When the Soviets invaded
Afghanistan, for example, Russian scholars and military analysts produced a
flood of articles and books about the Soviet struggle against the basmachis in
Central Asia in the 1920s and 1930s, as Soviet commanders tried to derive lessons
from that earlier conflict.
Now, as Russia is getting involved
in Syria, some analysts close to the regime are doing the same thing, looking
into the past to get ideas about how to deal with the present crisis; and their
articles provide as did those of their predecessors about the basmachi
indications of what Moscow may do next.
One of the most interesting and
instructive of these new articles is one by Konstantin Kokaryev, an analyst at the
influential Russian Institute for Strategic Studies (RISI), about the Soviet intervention
in Eastern Turkestan in 1933-1934 to crush the Turkestan Islamic Republic (centrasia.ru/news.php?st=1445405940).
The situation in Eastern Turkestan
(Xinjiang) at the end of the 1920s and the beginning of the 1930s was every bit
as unsettled and confused as that in Syria today.

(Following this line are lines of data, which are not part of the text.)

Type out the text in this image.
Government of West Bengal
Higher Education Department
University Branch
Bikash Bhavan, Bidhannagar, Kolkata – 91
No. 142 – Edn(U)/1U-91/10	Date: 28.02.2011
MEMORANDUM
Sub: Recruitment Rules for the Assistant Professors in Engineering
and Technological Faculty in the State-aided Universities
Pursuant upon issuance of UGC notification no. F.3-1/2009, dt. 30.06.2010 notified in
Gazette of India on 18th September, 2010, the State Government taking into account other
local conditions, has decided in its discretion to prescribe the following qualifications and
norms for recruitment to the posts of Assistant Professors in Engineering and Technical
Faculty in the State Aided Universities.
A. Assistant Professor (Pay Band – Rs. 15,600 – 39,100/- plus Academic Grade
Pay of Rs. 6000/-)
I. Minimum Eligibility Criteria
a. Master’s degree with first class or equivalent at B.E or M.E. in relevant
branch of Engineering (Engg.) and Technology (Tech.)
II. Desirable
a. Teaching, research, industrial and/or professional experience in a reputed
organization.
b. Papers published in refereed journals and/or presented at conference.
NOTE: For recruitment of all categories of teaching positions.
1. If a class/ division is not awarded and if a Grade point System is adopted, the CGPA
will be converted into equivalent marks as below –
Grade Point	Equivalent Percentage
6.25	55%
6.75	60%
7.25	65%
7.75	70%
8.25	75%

The local population was
increasingly impoverished and oppressed by higher taxes and the arrival of
demobilized Chinese soldiers who were being settled there, Kokaryev writes.

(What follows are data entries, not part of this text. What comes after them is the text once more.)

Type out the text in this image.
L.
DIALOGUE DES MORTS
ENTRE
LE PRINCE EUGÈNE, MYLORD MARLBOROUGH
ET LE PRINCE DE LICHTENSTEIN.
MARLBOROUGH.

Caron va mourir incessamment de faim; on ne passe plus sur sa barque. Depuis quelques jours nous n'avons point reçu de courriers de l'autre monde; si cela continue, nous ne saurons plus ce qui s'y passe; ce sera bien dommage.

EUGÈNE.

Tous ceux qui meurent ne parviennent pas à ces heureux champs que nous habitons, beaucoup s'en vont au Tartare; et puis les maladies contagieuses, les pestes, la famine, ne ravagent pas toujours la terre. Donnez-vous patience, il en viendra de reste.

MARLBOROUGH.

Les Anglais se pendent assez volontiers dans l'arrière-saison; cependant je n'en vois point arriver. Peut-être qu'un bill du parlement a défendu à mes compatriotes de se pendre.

In April 1931, things came to a head
and there were spontaneous popular risings, led by local elites who proclaimed the
establishment of an independent Turkestan Islamic Republic, a formation that
threatened Chinese sovereignty, Moscow’s dominance in Central Asia, and non-Muslims
there, including Russian Cossacks and other White Russian emigres.
In January 1933, the forces of the Turkestan
Islamic Republic moved on Urumchi. They laid siege to it. Power there passed to
Shen Shipao, a Chinese official whose power base consisted of a force of former
White Russian troops under the command of a Colonel Papengut. But by late 1934,
the Islamic Republic forces were near to overrunning that group as well.

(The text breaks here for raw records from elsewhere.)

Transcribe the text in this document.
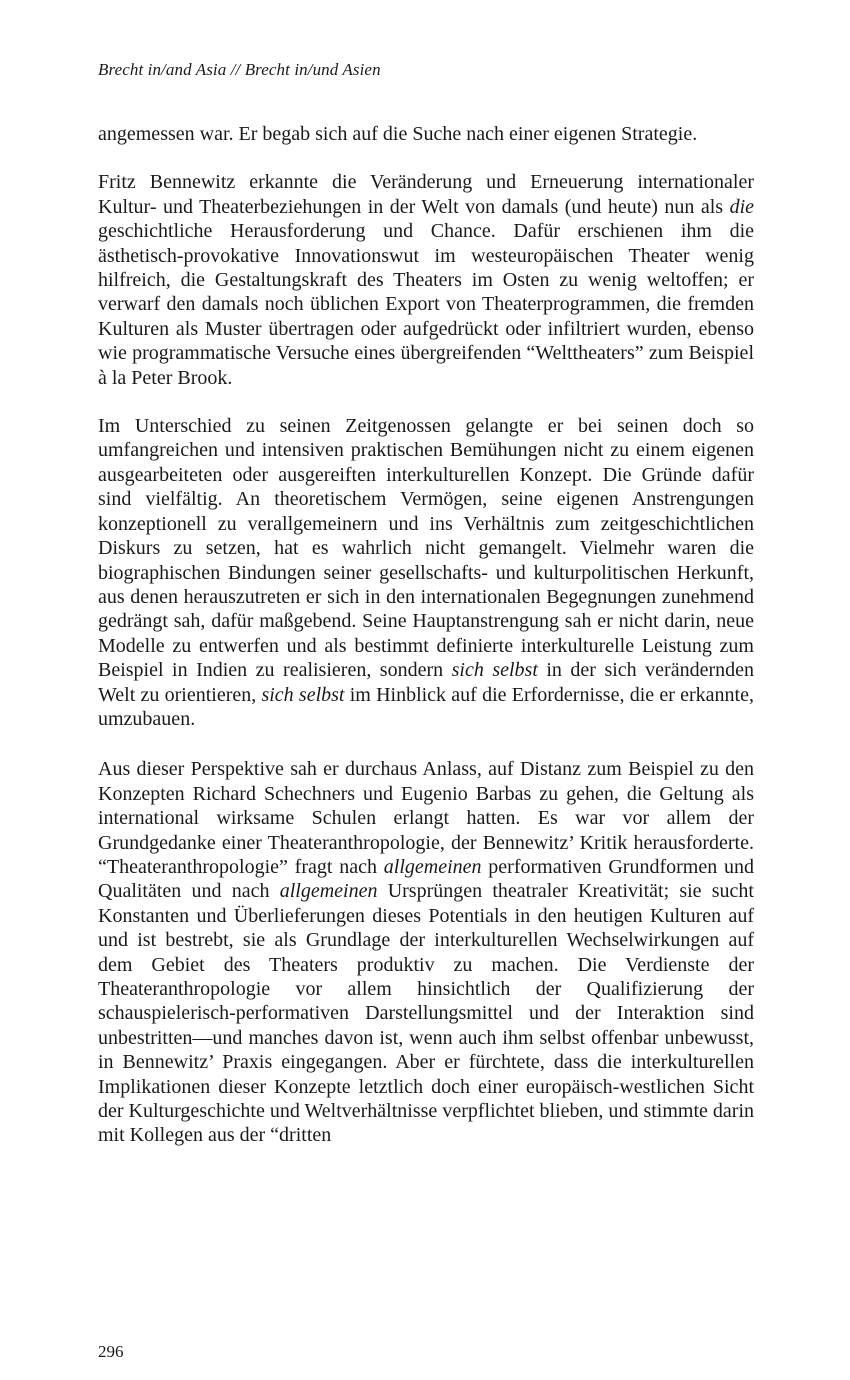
Brecht in/and Asia // Brecht in/und Asien

angemessen war. Er begab sich auf die Suche nach einer eigenen Strategie.

Fritz Bennewitz erkannte die Veränderung und Erneuerung internationaler Kultur- und Theaterbeziehungen in der Welt von damals (und heute) nun als die geschichtliche Herausforderung und Chance. Dafür erschienen ihm die ästhetisch-provokative Innovationswut im westeuropäischen Theater wenig hilfreich, die Gestaltungskraft des Theaters im Osten zu wenig weltoffen; er verwarf den damals noch üblichen Export von Theaterprogrammen, die fremden Kulturen als Muster übertragen oder aufgedrückt oder infiltriert wurden, ebenso wie programmatische Versuche eines übergreifenden “Welttheaters” zum Beispiel à la Peter Brook.

Im Unterschied zu seinen Zeitgenossen gelangte er bei seinen doch so umfangreichen und intensiven praktischen Bemühungen nicht zu einem eigenen ausgearbeiteten oder ausgereiften interkulturellen Konzept. Die Gründe dafür sind vielfältig. An theoretischem Vermögen, seine eigenen Anstrengungen konzeptionell zu verallgemeinern und ins Verhältnis zum zeitgeschichtlichen Diskurs zu setzen, hat es wahrlich nicht gemangelt. Vielmehr waren die biographischen Bindungen seiner gesellschafts- und kulturpolitischen Herkunft, aus denen herauszutreten er sich in den internationalen Begegnungen zunehmend gedrängt sah, dafür maßgebend. Seine Hauptanstrengung sah er nicht darin, neue Modelle zu entwerfen und als bestimmt definierte interkulturelle Leistung zum Beispiel in Indien zu realisieren, sondern sich selbst in der sich verändernden Welt zu orientieren, sich selbst im Hinblick auf die Erfordernisse, die er erkannte, umzubauen.

Aus dieser Perspektive sah er durchaus Anlass, auf Distanz zum Beispiel zu den Konzepten Richard Schechners und Eugenio Barbas zu gehen, die Geltung als international wirksame Schulen erlangt hatten. Es war vor allem der Grundgedanke einer Theateranthropologie, der Bennewitz’ Kritik herausforderte. “Theateranthropologie” fragt nach allgemeinen performativen Grundformen und Qualitäten und nach allgemeinen Ursprüngen theatraler Kreativität; sie sucht Konstanten und Überlieferungen dieses Potentials in den heutigen Kulturen auf und ist bestrebt, sie als Grundlage der interkulturellen Wechselwirkungen auf dem Gebiet des Theaters produktiv zu machen. Die Verdienste der Theateranthropologie vor allem hinsichtlich der Qualifizierung der schauspielerisch-performativen Darstellungsmittel und der Interaktion sind unbestritten—und manches davon ist, wenn auch ihm selbst offenbar unbewusst, in Bennewitz’ Praxis eingegangen. Aber er fürchtete, dass die interkulturellen Implikationen dieser Konzepte letztlich doch einer europäisch-westlichen Sicht der Kulturgeschichte und Weltverhältnisse verpflichtet blieben, und stimmte darin mit Kollegen aus der “dritten

296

Consequently, Shen Shipao called on
Moscow to intervene. In November 1933,
Moscow did so. “Soviet forces dressed in tsarist and White Guard uniforms began
an intervention in Xinjiang,” Kokaryev writes; and after serious battles, they
prevented the Islamic Republic’s forces from taking power.
In 1934, Soviet forces intervened
openly. Two brigades of NKVD troops, numbering some 7000 officers and men
attacked the forces of the Turkestan Islamic Republic and defeated them. They
were assisted in this by White Russian units, whose commanders recalled that in
some cases “half of the forces were whites and half reds.”
But that was not the end of the
story. Meanwhile, 800 Chinese Muslims attacked pro-Soviet Uygurs who were
forced to flee to Kasgar. The Chinese Muslims gained strength, but they were
pursued and attacked by White Russians, Mongolians, and Chinese forces, as well
as by Soviet ones until they left in April 1934.
Even after the formal withdrawal,
some Soviet units remained there, Kokaryev says, including a cavalry regiment
of approximately 1000 men with tanks and artillery as well as several dozen
military advisors who continued to work with White Russian emigres against the
forces of the rapidly crumbling Islamic Republic.